US returns $80 million-worth of stolen artefacts to Italy
Over 600 artefacts stolen from Italy finally make it back to their rightful owners
The United States has finally returned around 600 looted antiquities worth €60 million to Italy.
The US ambassador, Jack Mitchell, along with the head of the antiquities trafficking unit of the New York district attorneys office, Matthew Bogdanos, and members of the US Homeland Security Investigations department, were part of the mission to return the looted artefacts, CNN reported.
These valuable objects included ancient bronze statues, gold coins, mosaics, and manuscripts, among other things.
The trafficked works, pillaged from the Italian regions of Lazio, Campania, Puglia, Calabria, and Sicily, were found in New York and New Jersey last year.

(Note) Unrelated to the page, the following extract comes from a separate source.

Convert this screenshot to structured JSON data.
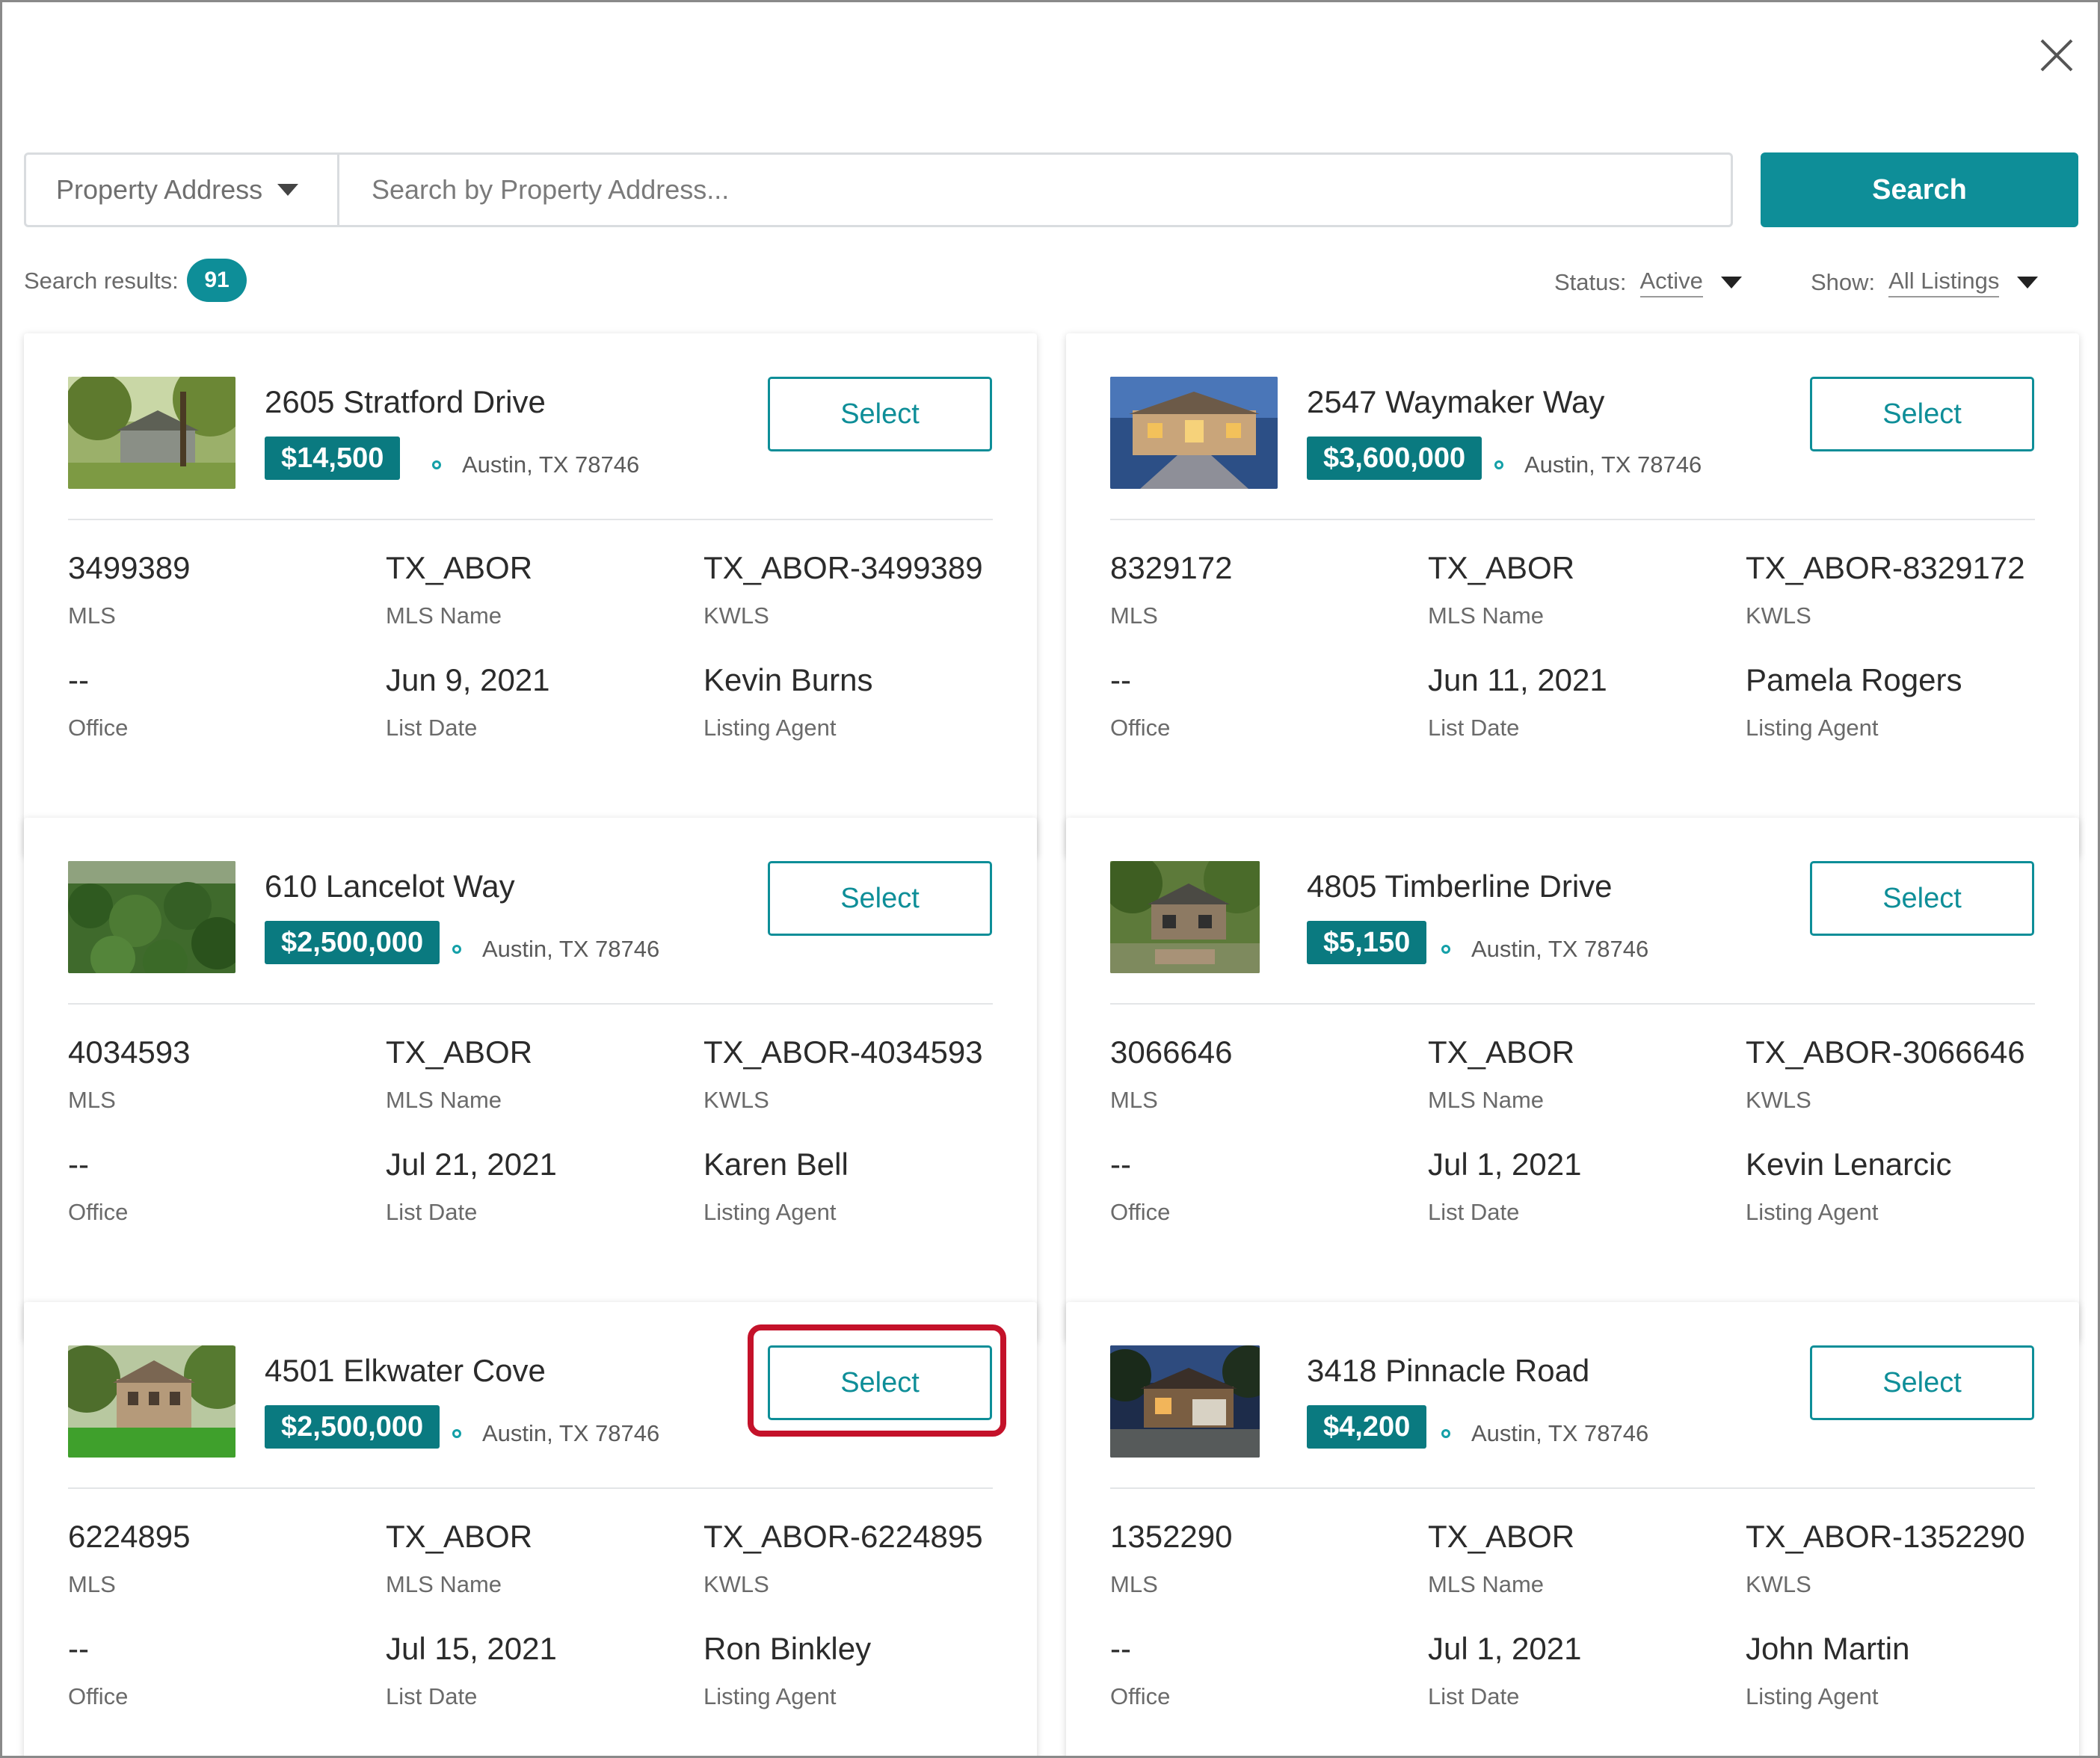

According to Bogdanos, the returned works, along with 60 items repatriated last year, are worth more than $80 million (or roughly €73.6 million).

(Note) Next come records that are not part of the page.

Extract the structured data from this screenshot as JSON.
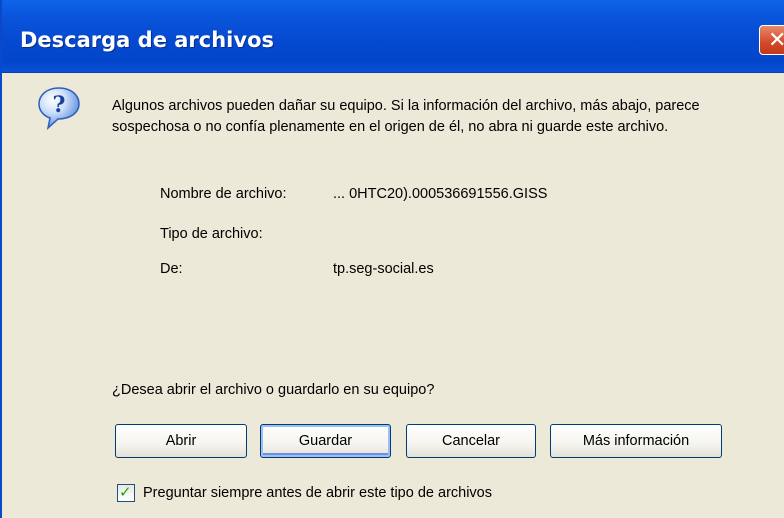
{
  "window": {
    "title": "Descarga de archivos",
    "close_glyph": "✕"
  },
  "dialog": {
    "icon": "help-question-icon",
    "message": "Algunos archivos pueden dañar su equipo. Si la información del archivo, más abajo, parece sospechosa o no confía plenamente en el origen de él, no abra ni guarde este archivo.",
    "file_info": {
      "name_label": "Nombre de archivo:",
      "name_value": "... 0HTC20).000536691556.GISS",
      "type_label": "Tipo de archivo:",
      "type_value": "",
      "from_label": "De:",
      "from_value": "tp.seg-social.es"
    },
    "question": "¿Desea abrir el archivo o guardarlo en su equipo?",
    "buttons": {
      "open": "Abrir",
      "save": "Guardar",
      "cancel": "Cancelar",
      "more_info": "Más información"
    },
    "checkbox": {
      "label": "Preguntar siempre antes de abrir este tipo de archivos",
      "checked": true,
      "check_glyph": "✓"
    }
  },
  "colors": {
    "titlebar": "#0449d0",
    "dialog_bg": "#ece9d8",
    "close_button": "#d24a2a",
    "help_icon": "#2d6ed2"
  }
}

However, Bogdanos says that these are merely a drop in the ocean compared to the artwork still hidden away in private warehouses and on display in museums around the US.
Among the returned artefacts were a cuirass and two bronze heads dating back to the 4th–3rd century BC that were confiscated from a gallery owner in New York.
There was also an Umbrian bronze statue depicting a warrior stolen from an Italian museum in 1962 that was found in a well-known American museum.